It has become clear in the last few decades that the primary underlying pathology of asthma is airway tissue inflammation. In asthma, airway remodeling occurs during chronic inflammation, even in very young children. One of the key goals in treating asthma is to identify those young children with an asthmatic phenotype and initiate early treatment to avoid irreversible airway remodeling. Distinguishing asthma from other conditions that induce wheezing is a daunting but critical step in the appropriate treatment of asthma. In some children, hallmark mediators of inflammation, such as increased eosinophil levels, may distinguish asthma from other causes of wheezing, such as viral infections. Although progress has been made in the differential diagnoses of asthma in young children, more research is needed to define unique markers for distinguishing asthma from other respiratory conditions that produce wheezing.
Although wheezing is an outward sign of asthma and most asthmatic patients wheeze, not all wheezing is asthmatic. It is now clear that in asthma, inflammation and irreversible airway remodeling occur at an early age. Biopsy specimens from adult patients with atopic or allergic asthma reveal a consistent, marked thickening of the laminar reticularis—a potential marker for chronic inflammation and airway wall remodeling—in patients with asthma.

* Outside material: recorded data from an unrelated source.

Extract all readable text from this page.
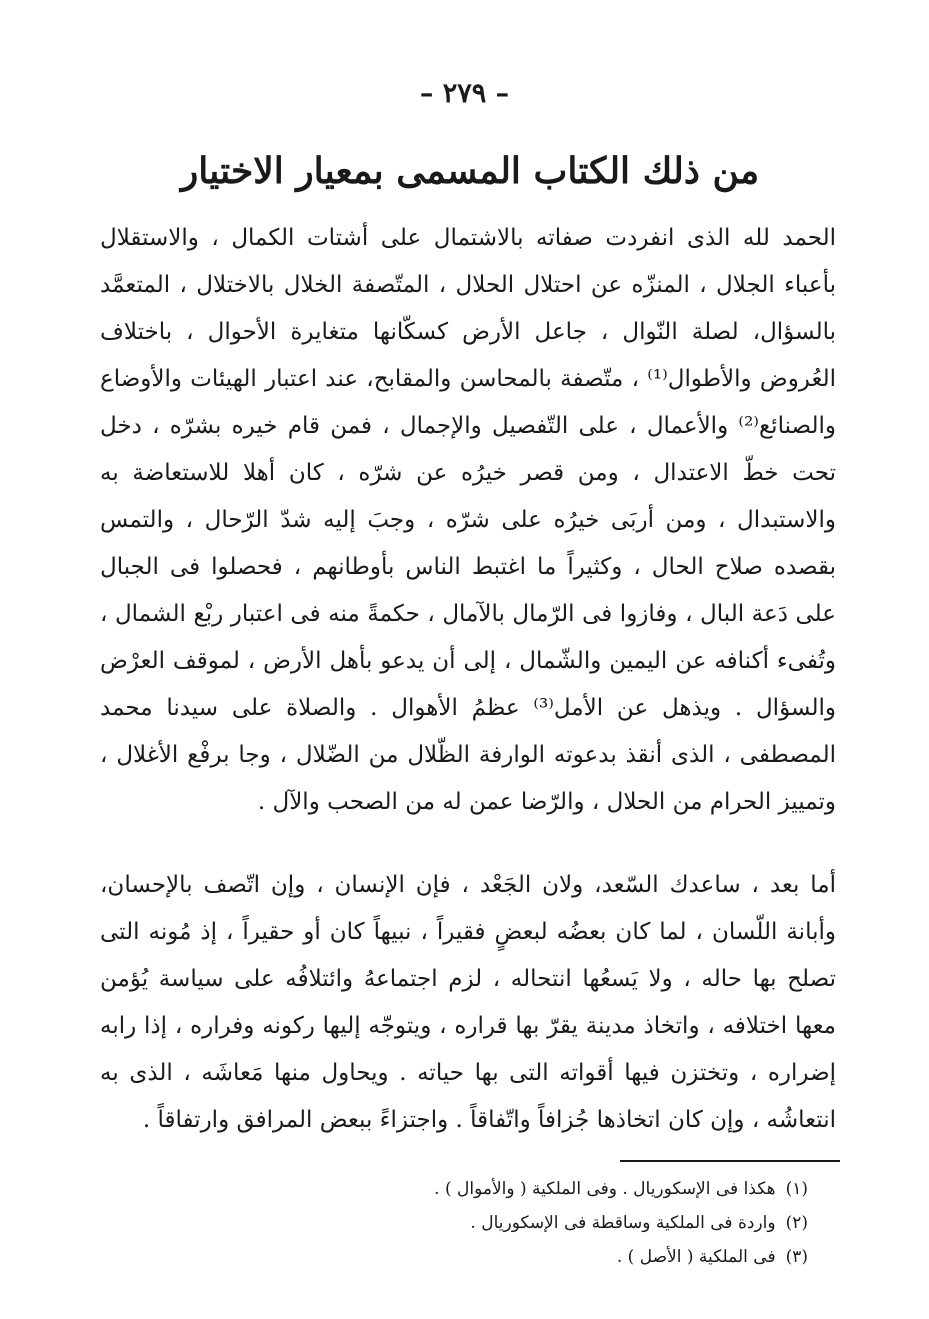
– ٢٧٩ –
من ذلك الكتاب المسمى بمعيار الاختيار
الحمد لله الذى انفردت صفاته بالاشتمال على أشتات الكمال ، والاستقلال بأعباء الجلال ، المنزّه عن احتلال الحلال ، المتّصفة الخلال بالاختلال ، المتعمَّد بالسؤال، لصلة النّوال ، جاعل الأرض كسكّانها متغايرة الأحوال ، باختلاف العُروض والأطوال⁽¹⁾ ، متّصفة بالمحاسن والمقابح، عند اعتبار الهيئات والأوضاع والصنائع⁽²⁾ والأعمال ، على التّفصيل والإجمال ، فمن قام خيره بشرّه ، دخل تحت خطّ الاعتدال ، ومن قصر خيرُه عن شرّه ، كان أهلا للاستعاضة به والاستبدال ، ومن أربَى خيرُه على شرّه ، وجبَ إليه شدّ الرّحال ، والتمس بقصده صلاح الحال ، وكثيراً ما اغتبط الناس بأوطانهم ، فحصلوا فى الجبال على دَعة البال ، وفازوا فى الرّمال بالآمال ، حكمةً منه فى اعتبار ربْع الشمال ، وتُفىء أكنافه عن اليمين والشّمال ، إلى أن يدعو بأهل الأرض ، لموقف العرْض والسؤال . ويذهل عن الأمل⁽³⁾ عظمُ الأهوال . والصلاة على سيدنا محمد المصطفى ، الذى أنقذ بدعوته الوارفة الظّلال من الضّلال ، وجا برفْع الأغلال ، وتمييز الحرام من الحلال ، والرّضا عمن له من الصحب والآل .
أما بعد ، ساعدك السّعد، ولان الجَعْد ، فإن الإنسان ، وإن اتّصف بالإحسان، وأبانة اللّسان ، لما كان بعضُه لبعضٍ فقيراً ، نبيهاً كان أو حقيراً ، إذ مُونه التى تصلح بها حاله ، ولا يَسعُها انتحاله ، لزم اجتماعهُ وائتلافُه على سياسة يُؤمن معها اختلافه ، واتخاذ مدينة يقرّ بها قراره ، ويتوجّه إليها ركونه وفراره ، إذا رابه إضراره ، وتختزن فيها أقواته التى بها حياته . ويحاول منها مَعاشَه ، الذى به انتعاشُه ، وإن كان اتخاذها جُزافاً واتّفاقاً . واجتزاءً ببعض المرافق وارتفاقاً .
(١)هكذا فى الإسكوريال . وفى الملكية ( والأموال ) .
(٢)واردة فى الملكية وساقطة فى الإسكوريال .
(٣)فى الملكية ( الأصل ) .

Indeed, airway remodeling and inflammation are fundamental and interrelated pathogenic processes in asthma (Fig 1). Inflammatory cells, which include mast cells, eosinophils, and lymphocytes, are present even in the airways of young patients with mild asthma. The release of cytokines by eosinophils and other inflammatory infiltrates plays a pivotal role in asthma pathophysiology by the active recruitment of a wide array of inflammatory mediators, the stimulation of mucus secretion, and the promotion of airway remodeling. The precise relationship between the presence of inflammatory infiltrates and airway remodeling is complex. Even in mild asthma, evidence exists for epithelial cell degradation, thickening of the laminar reticularis, and hyperplasia of the mucus-secreting goblet cells. Additionally, the actions of myofibroblasts may provide an important link between airway inflammation and airway remodeling. Stimulated by inflammatory mediators, myofibroblasts continually produce extracellular structural matrix components and secrete matrix metalloproteinases, which, when elevated in asthma, accelerate airway remodeling, including smooth muscle hypertrophy and hyperplasia.1–3
The inflammation that occurs in asthma can be broken down into 3 stages. First, during the acute response, exposure to stimuli such as allergens or viruses leads to edema, smooth muscle contraction, and increased mucus production in the lungs. This early stage is usually complete within a few hours. Second, a residual stimulus leads to the chronic phase, characterized by epithelial cell denudation and the influx of inflammatory cells into airway tissue. Finally, chronic airway remodeling, which results from an increase in extracellular matrix proteins and vascular changes, may lead to a progressive loss of lung function.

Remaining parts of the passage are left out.